La Dermatite Atopica può avere tre gradi di gravità (indice internazionale SCORAD):

  • Dermatite Atopica Lieve
  • Dermatite Atopica Moderata
  • Dermatite Atopica Severa
Non esiste una cura definitiva e risolutiva per la Dermatite Atopica: la guarigione avviene solo in modo spontaneo e non è scontata.
L’obiettivo ideale di ogni trattamento contro la Dermatite Atopica è quello di far rimanere il paziente al gradino più basso dell’indice SCORAD il più a lungo possibile e di far sì che le fasi acute siano meno marcate.
Per ottenere questo risultato è necessario un trattamento quotidiano da seguire a qualsiasi età e in qualsiasi fase della malattia.
Come detto la cute dell’atopico non riesce a svolgere bene la sua funzione di barriera. È necessario quindi reidratare l’epidermide, detergere senza indebolire ulteriormente il film idrolipidico e “ri-cementare” la pelle dall’esterno con creme emollienti che la rendano più idratata e resistente, calmando il rossore e la sensazione di prurito.
La pelle del soggetto con Dermatite Atopica, tuttavia, non smette mai di essere atopica, anche nei periodi di benessere: è comunque una cute secca e iper-reattiva; per questo il trattamento con detergenti delicati e creme emollienti specifiche deve essere costante e quotidiano. Solo in questo modo è possibile:

  • Ridurre la gravità dei sintomi allungando il periodo di benessere tra una riacutizzazione e l’altra,
  • Ridurre l’intensità delle riacutizzazioni,
  • Ridurre la necessità di ricorrere all’uso di farmaci.
Grazie all’esperienza degli esperti Laevia e alla collaborazione con specialisti del settore dermatologico e pediatrico, abbiamo creato una linea di prodotti specifici per il trattamento cosmetico della Dermatite Atopica.
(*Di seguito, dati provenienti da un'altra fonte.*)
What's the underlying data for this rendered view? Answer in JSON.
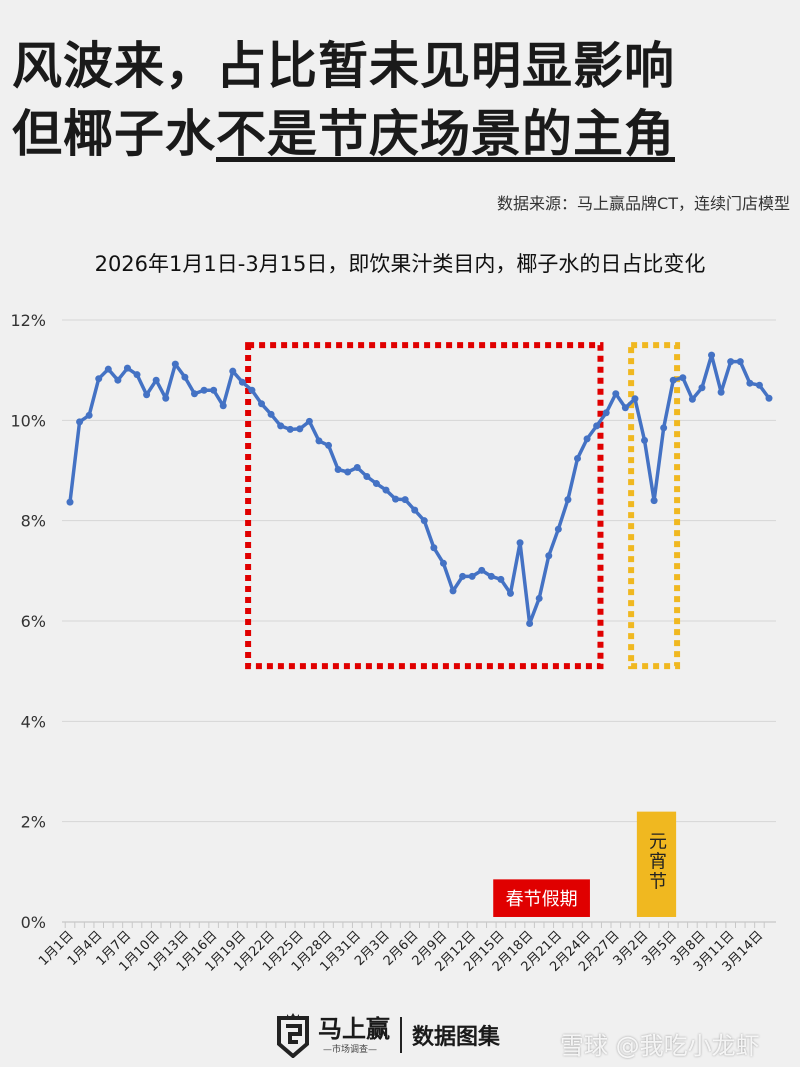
{
  "header": {
    "title_line1": "风波来，占比暂未见明显影响",
    "title_line2_plain": "但椰子水",
    "title_line2_emph": "不是节庆场景的主角",
    "source": "数据来源：马上赢品牌CT，连续门店模型"
  },
  "chart_data": {
    "type": "line",
    "title": "2026年1月1日-3月15日，即饮果汁类目内，椰子水的日占比变化",
    "xlabel": "",
    "ylabel": "",
    "ylim": [
      0,
      12
    ],
    "yticks": [
      "0%",
      "2%",
      "4%",
      "6%",
      "8%",
      "10%",
      "12%"
    ],
    "grid": true,
    "legend": "none",
    "x": [
      "1月1日",
      "1月2日",
      "1月3日",
      "1月4日",
      "1月5日",
      "1月6日",
      "1月7日",
      "1月8日",
      "1月9日",
      "1月10日",
      "1月11日",
      "1月12日",
      "1月13日",
      "1月14日",
      "1月15日",
      "1月16日",
      "1月17日",
      "1月18日",
      "1月19日",
      "1月20日",
      "1月21日",
      "1月22日",
      "1月23日",
      "1月24日",
      "1月25日",
      "1月26日",
      "1月27日",
      "1月28日",
      "1月29日",
      "1月30日",
      "1月31日",
      "2月1日",
      "2月2日",
      "2月3日",
      "2月4日",
      "2月5日",
      "2月6日",
      "2月7日",
      "2月8日",
      "2月9日",
      "2月10日",
      "2月11日",
      "2月12日",
      "2月13日",
      "2月14日",
      "2月15日",
      "2月16日",
      "2月17日",
      "2月18日",
      "2月19日",
      "2月20日",
      "2月21日",
      "2月22日",
      "2月23日",
      "2月24日",
      "2月25日",
      "2月26日",
      "2月27日",
      "2月28日",
      "3月1日",
      "3月2日",
      "3月3日",
      "3月4日",
      "3月5日",
      "3月6日",
      "3月7日",
      "3月8日",
      "3月9日",
      "3月10日",
      "3月11日",
      "3月12日",
      "3月13日",
      "3月14日",
      "3月15日"
    ],
    "xtick_every": 3,
    "values": [
      8.37,
      9.97,
      10.1,
      10.83,
      11.02,
      10.8,
      11.04,
      10.91,
      10.51,
      10.8,
      10.44,
      11.12,
      10.86,
      10.53,
      10.6,
      10.6,
      10.29,
      10.98,
      10.76,
      10.6,
      10.33,
      10.12,
      9.89,
      9.82,
      9.83,
      9.98,
      9.59,
      9.5,
      9.02,
      8.97,
      9.06,
      8.88,
      8.74,
      8.61,
      8.43,
      8.42,
      8.21,
      8.0,
      7.46,
      7.15,
      6.6,
      6.89,
      6.89,
      7.01,
      6.89,
      6.83,
      6.55,
      7.56,
      5.95,
      6.45,
      7.3,
      7.83,
      8.42,
      9.24,
      9.63,
      9.89,
      10.15,
      10.53,
      10.25,
      10.43,
      9.6,
      8.4,
      9.85,
      10.8,
      10.85,
      10.42,
      10.65,
      11.3,
      10.56,
      11.17,
      11.17,
      10.74,
      10.7,
      10.44
    ],
    "line_color": "#4472c4",
    "annotations": [
      {
        "type": "dotted-box",
        "start": "1月20日",
        "end": "2月25日",
        "y_range": [
          5.1,
          11.5
        ],
        "color": "#e00000"
      },
      {
        "type": "dotted-box",
        "start": "3月1日",
        "end": "3月5日",
        "y_range": [
          5.1,
          11.5
        ],
        "color": "#f0b820"
      },
      {
        "type": "label",
        "text": "春节假期",
        "start": "2月14日",
        "end": "2月24日",
        "y_range": [
          0.1,
          0.85
        ],
        "color": "#e00000",
        "text_color": "#ffffff"
      },
      {
        "type": "label",
        "text": "元宵节",
        "start": "3月1日",
        "end": "3月5日",
        "y_range": [
          0.1,
          2.2
        ],
        "color": "#f0b820",
        "text_color": "#222222",
        "vertical": true
      }
    ]
  },
  "footer": {
    "brand": "马上赢",
    "brand_sub": "—市场调查—",
    "collection": "数据图集",
    "watermark": "雪球 @我吃小龙虾"
  }
}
IL PERCORSO LAEVIA IN TRE FASI.

Fase 1: E’ necessario reintegrare i Sali minerali che la barriera danneggiata non è stata in grado di trattenere, detergere delicatamente e cercare di riparare la cute alleviando la sensazione di prurito e il rossore. Bisognerà reidratare l’epidermide con un bagno di 10-15 minuti con i Sali Da Bagno Laevia, ricchi di Cloruro di Magnesio, Cloruro di sodio, Allantonia e Urea. Fare almeno 2/3 bagnetti a settimana.
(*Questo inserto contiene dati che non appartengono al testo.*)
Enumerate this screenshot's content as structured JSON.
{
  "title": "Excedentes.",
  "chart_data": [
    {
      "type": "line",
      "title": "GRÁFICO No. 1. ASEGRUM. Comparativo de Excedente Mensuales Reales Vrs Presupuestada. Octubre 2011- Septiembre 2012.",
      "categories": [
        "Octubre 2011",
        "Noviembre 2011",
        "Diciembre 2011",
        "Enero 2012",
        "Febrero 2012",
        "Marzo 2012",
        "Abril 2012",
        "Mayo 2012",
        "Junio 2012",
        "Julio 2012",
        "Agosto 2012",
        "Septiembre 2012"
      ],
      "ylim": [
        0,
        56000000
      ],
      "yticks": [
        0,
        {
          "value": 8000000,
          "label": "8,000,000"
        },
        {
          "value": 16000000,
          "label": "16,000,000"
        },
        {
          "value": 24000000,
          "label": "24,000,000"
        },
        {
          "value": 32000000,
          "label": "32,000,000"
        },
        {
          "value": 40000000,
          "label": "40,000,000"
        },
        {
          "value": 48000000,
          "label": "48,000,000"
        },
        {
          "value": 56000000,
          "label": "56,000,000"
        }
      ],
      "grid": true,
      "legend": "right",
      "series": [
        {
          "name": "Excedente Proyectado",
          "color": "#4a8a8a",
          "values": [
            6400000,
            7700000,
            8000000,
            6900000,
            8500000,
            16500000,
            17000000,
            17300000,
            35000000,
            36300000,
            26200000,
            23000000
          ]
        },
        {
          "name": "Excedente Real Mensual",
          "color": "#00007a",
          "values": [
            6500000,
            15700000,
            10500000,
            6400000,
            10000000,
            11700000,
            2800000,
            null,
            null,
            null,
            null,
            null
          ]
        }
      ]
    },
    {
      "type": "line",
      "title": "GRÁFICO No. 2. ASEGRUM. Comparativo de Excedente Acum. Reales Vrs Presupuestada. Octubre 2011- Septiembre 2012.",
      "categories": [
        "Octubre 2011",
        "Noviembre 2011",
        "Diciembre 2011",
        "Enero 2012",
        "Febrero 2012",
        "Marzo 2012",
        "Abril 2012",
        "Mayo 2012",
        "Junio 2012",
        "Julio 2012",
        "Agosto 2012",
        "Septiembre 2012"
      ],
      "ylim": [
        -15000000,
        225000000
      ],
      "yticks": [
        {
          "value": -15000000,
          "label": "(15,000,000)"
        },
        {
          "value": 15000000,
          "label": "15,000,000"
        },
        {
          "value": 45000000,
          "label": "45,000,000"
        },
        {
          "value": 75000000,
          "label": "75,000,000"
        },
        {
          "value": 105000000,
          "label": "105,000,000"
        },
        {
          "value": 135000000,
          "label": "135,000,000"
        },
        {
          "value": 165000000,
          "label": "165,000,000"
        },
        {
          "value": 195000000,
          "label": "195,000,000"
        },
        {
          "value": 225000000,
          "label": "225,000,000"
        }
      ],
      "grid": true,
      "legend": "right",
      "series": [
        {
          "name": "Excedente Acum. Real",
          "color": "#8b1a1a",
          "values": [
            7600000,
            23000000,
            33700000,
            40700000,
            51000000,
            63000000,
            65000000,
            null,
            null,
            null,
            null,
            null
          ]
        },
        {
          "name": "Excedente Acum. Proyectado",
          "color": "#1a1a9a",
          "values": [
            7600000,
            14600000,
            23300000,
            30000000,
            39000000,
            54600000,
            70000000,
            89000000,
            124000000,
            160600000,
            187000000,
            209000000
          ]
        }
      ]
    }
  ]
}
Fase 2: Detergere delicatamente la pelle per eliminare agenti irritanti, batteri e allergeni senza indebolire il film idrolipidico che protegge la cute con BagnoDoccia o Olio Detergente Laevia. Utilizzare per ogni bagnetto o doccia.
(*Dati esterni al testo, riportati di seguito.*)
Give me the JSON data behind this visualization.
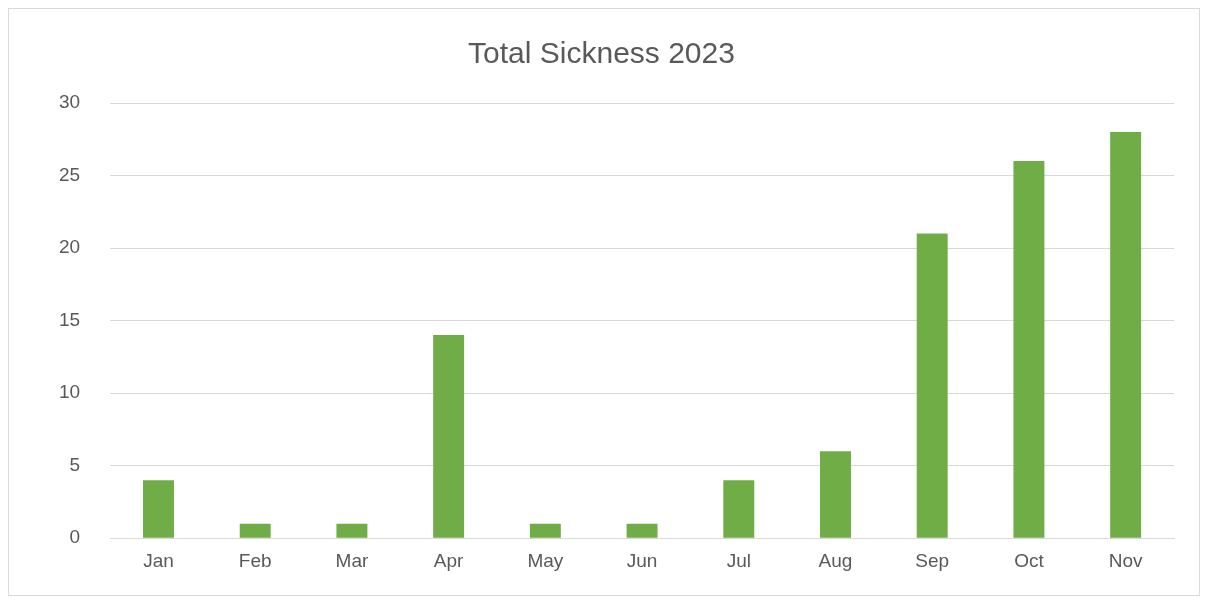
{
  "chart_data": {
    "type": "bar",
    "title": "Total Sickness 2023",
    "categories": [
      "Jan",
      "Feb",
      "Mar",
      "Apr",
      "May",
      "Jun",
      "Jul",
      "Aug",
      "Sep",
      "Oct",
      "Nov"
    ],
    "values": [
      4,
      1,
      1,
      14,
      1,
      1,
      4,
      6,
      21,
      26,
      28
    ],
    "color": "#70ad47",
    "ylim": [
      0,
      30
    ],
    "yticks": [
      0,
      5,
      10,
      15,
      20,
      25,
      30
    ],
    "grid": "y"
  }
}
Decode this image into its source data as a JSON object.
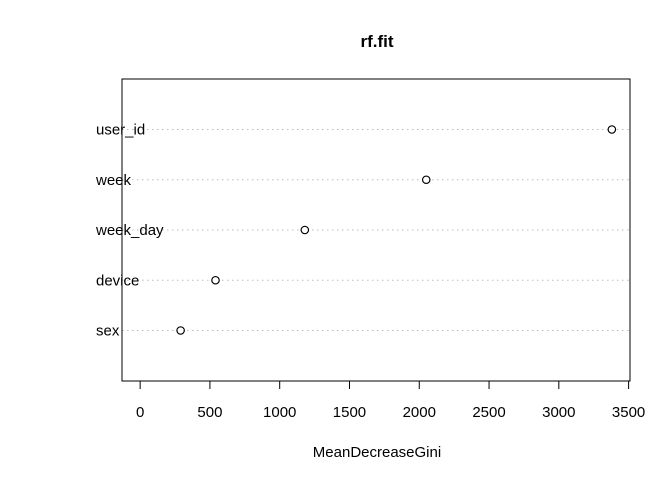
{
  "chart_data": {
    "type": "scatter",
    "title": "rf.fit",
    "xlabel": "MeanDecreaseGini",
    "ylabel": "",
    "categories": [
      "user_id",
      "week",
      "week_day",
      "device",
      "sex"
    ],
    "values": [
      3380,
      2050,
      1180,
      540,
      290
    ],
    "xlim": [
      -130,
      3510
    ],
    "x_ticks": [
      0,
      500,
      1000,
      1500,
      2000,
      2500,
      3000,
      3500
    ],
    "grid": "dotted horizontal",
    "legend": "none"
  }
}
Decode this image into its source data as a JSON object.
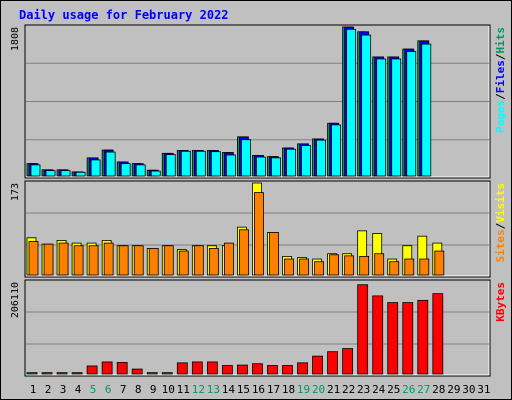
{
  "title": "Daily usage for February 2022",
  "colors": {
    "hits": "#009966",
    "files": "#0000ff",
    "pages": "#00ffff",
    "visits": "#ffff00",
    "sites": "#ff8000",
    "kbytes": "#ff0000",
    "title": "#0000ff",
    "panel": "#c0c0c0",
    "weekend_day": "#009966"
  },
  "axis": {
    "days": [
      "1",
      "2",
      "3",
      "4",
      "5",
      "6",
      "7",
      "8",
      "9",
      "10",
      "11",
      "12",
      "13",
      "14",
      "15",
      "16",
      "17",
      "18",
      "19",
      "20",
      "21",
      "22",
      "23",
      "24",
      "25",
      "26",
      "27",
      "28",
      "29",
      "30",
      "31"
    ],
    "weekend_days": [
      5,
      6,
      12,
      13,
      19,
      20,
      26,
      27
    ]
  },
  "chart_data": [
    {
      "type": "bar",
      "panel": "top",
      "ymax_label": "1808",
      "ylim": [
        0,
        1808
      ],
      "side_labels": [
        {
          "text": "Pages",
          "key": "pages"
        },
        {
          "text": "/",
          "key": "sep"
        },
        {
          "text": "Files",
          "key": "files"
        },
        {
          "text": "/",
          "key": "sep"
        },
        {
          "text": "Hits",
          "key": "hits"
        }
      ],
      "categories": [
        1,
        2,
        3,
        4,
        5,
        6,
        7,
        8,
        9,
        10,
        11,
        12,
        13,
        14,
        15,
        16,
        17,
        18,
        19,
        20,
        21,
        22,
        23,
        24,
        25,
        26,
        27,
        28,
        29,
        30,
        31
      ],
      "series": [
        {
          "key": "hits",
          "values": [
            150,
            75,
            75,
            50,
            220,
            315,
            170,
            150,
            70,
            275,
            310,
            310,
            310,
            285,
            475,
            250,
            235,
            340,
            390,
            450,
            640,
            1808,
            1750,
            1445,
            1445,
            1540,
            1640,
            0,
            0,
            0,
            0
          ]
        },
        {
          "key": "files",
          "values": [
            150,
            75,
            75,
            50,
            220,
            315,
            170,
            150,
            70,
            275,
            310,
            310,
            310,
            285,
            475,
            250,
            235,
            340,
            390,
            450,
            640,
            1808,
            1750,
            1445,
            1445,
            1540,
            1640,
            0,
            0,
            0,
            0
          ]
        },
        {
          "key": "pages",
          "values": [
            135,
            65,
            65,
            45,
            195,
            290,
            150,
            135,
            60,
            260,
            300,
            300,
            295,
            255,
            440,
            230,
            220,
            325,
            370,
            435,
            620,
            1780,
            1710,
            1420,
            1420,
            1510,
            1600,
            0,
            0,
            0,
            0
          ]
        }
      ]
    },
    {
      "type": "bar",
      "panel": "middle",
      "ymax_label": "173",
      "ylim": [
        0,
        173
      ],
      "side_labels": [
        {
          "text": "Sites",
          "key": "sites"
        },
        {
          "text": "/",
          "key": "sep"
        },
        {
          "text": "Visits",
          "key": "visits"
        }
      ],
      "categories": [
        1,
        2,
        3,
        4,
        5,
        6,
        7,
        8,
        9,
        10,
        11,
        12,
        13,
        14,
        15,
        16,
        17,
        18,
        19,
        20,
        21,
        22,
        23,
        24,
        25,
        26,
        27,
        28,
        29,
        30,
        31
      ],
      "series": [
        {
          "key": "visits",
          "values": [
            70,
            58,
            65,
            60,
            60,
            65,
            55,
            55,
            50,
            55,
            48,
            55,
            55,
            55,
            90,
            173,
            80,
            35,
            33,
            30,
            40,
            40,
            83,
            78,
            30,
            55,
            73,
            60,
            0,
            0,
            0
          ]
        },
        {
          "key": "sites",
          "values": [
            63,
            58,
            60,
            55,
            55,
            60,
            55,
            55,
            50,
            55,
            45,
            55,
            50,
            60,
            85,
            155,
            80,
            30,
            30,
            25,
            38,
            36,
            35,
            40,
            25,
            30,
            30,
            45,
            0,
            0,
            0
          ]
        }
      ]
    },
    {
      "type": "bar",
      "panel": "bottom",
      "ymax_label": "206110",
      "ylim": [
        0,
        206110
      ],
      "side_labels": [
        {
          "text": "KBytes",
          "key": "kbytes"
        }
      ],
      "categories": [
        1,
        2,
        3,
        4,
        5,
        6,
        7,
        8,
        9,
        10,
        11,
        12,
        13,
        14,
        15,
        16,
        17,
        18,
        19,
        20,
        21,
        22,
        23,
        24,
        25,
        26,
        27,
        28,
        29,
        30,
        31
      ],
      "series": [
        {
          "key": "kbytes",
          "values": [
            3000,
            3000,
            3000,
            3000,
            18000,
            27000,
            26000,
            11000,
            3000,
            3000,
            25000,
            27000,
            27000,
            19000,
            20000,
            23000,
            19000,
            19000,
            25000,
            40000,
            50000,
            57000,
            200000,
            175000,
            160000,
            160000,
            165000,
            180000,
            0,
            0,
            0
          ]
        }
      ]
    }
  ]
}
Fase 3: Ripristinare l’effetto barriera della pelle utilizzando la Crema Grassa o la Crema Magra Laevia, ricche di Ceramide3, Acido Ialuronico, Vitamina E, Glicerina Vegetale e Pantenolo, calmando allo stesso tempo il rossore e la sensazione di prurito grazie a Acido Glicirretico, Bisabolo e Olio di Vinaccioli dell’Uva. Ripetere l’applicazione anche 2/3 volte al giorno.

Quale crema utilizzare?
La Crema Magra Laevia per la Dermatite Atopica a rapido assorbimento è indicata per i periodi caldi. La Crema Grassa Laevia per la Dermatite Atopica, più ricca e nutriente, è indicata per i periodi freddi.

Quanta crema utilizzare?
La giusta quantità di crema da utilizzare per ogni applicazione consiste nella Finger Tip Unit: per coprire una superfice grande come il palmo di una mano va applicata la quantità di crema che può stare sulla prima falange del dito indice del palmo della stessa mano.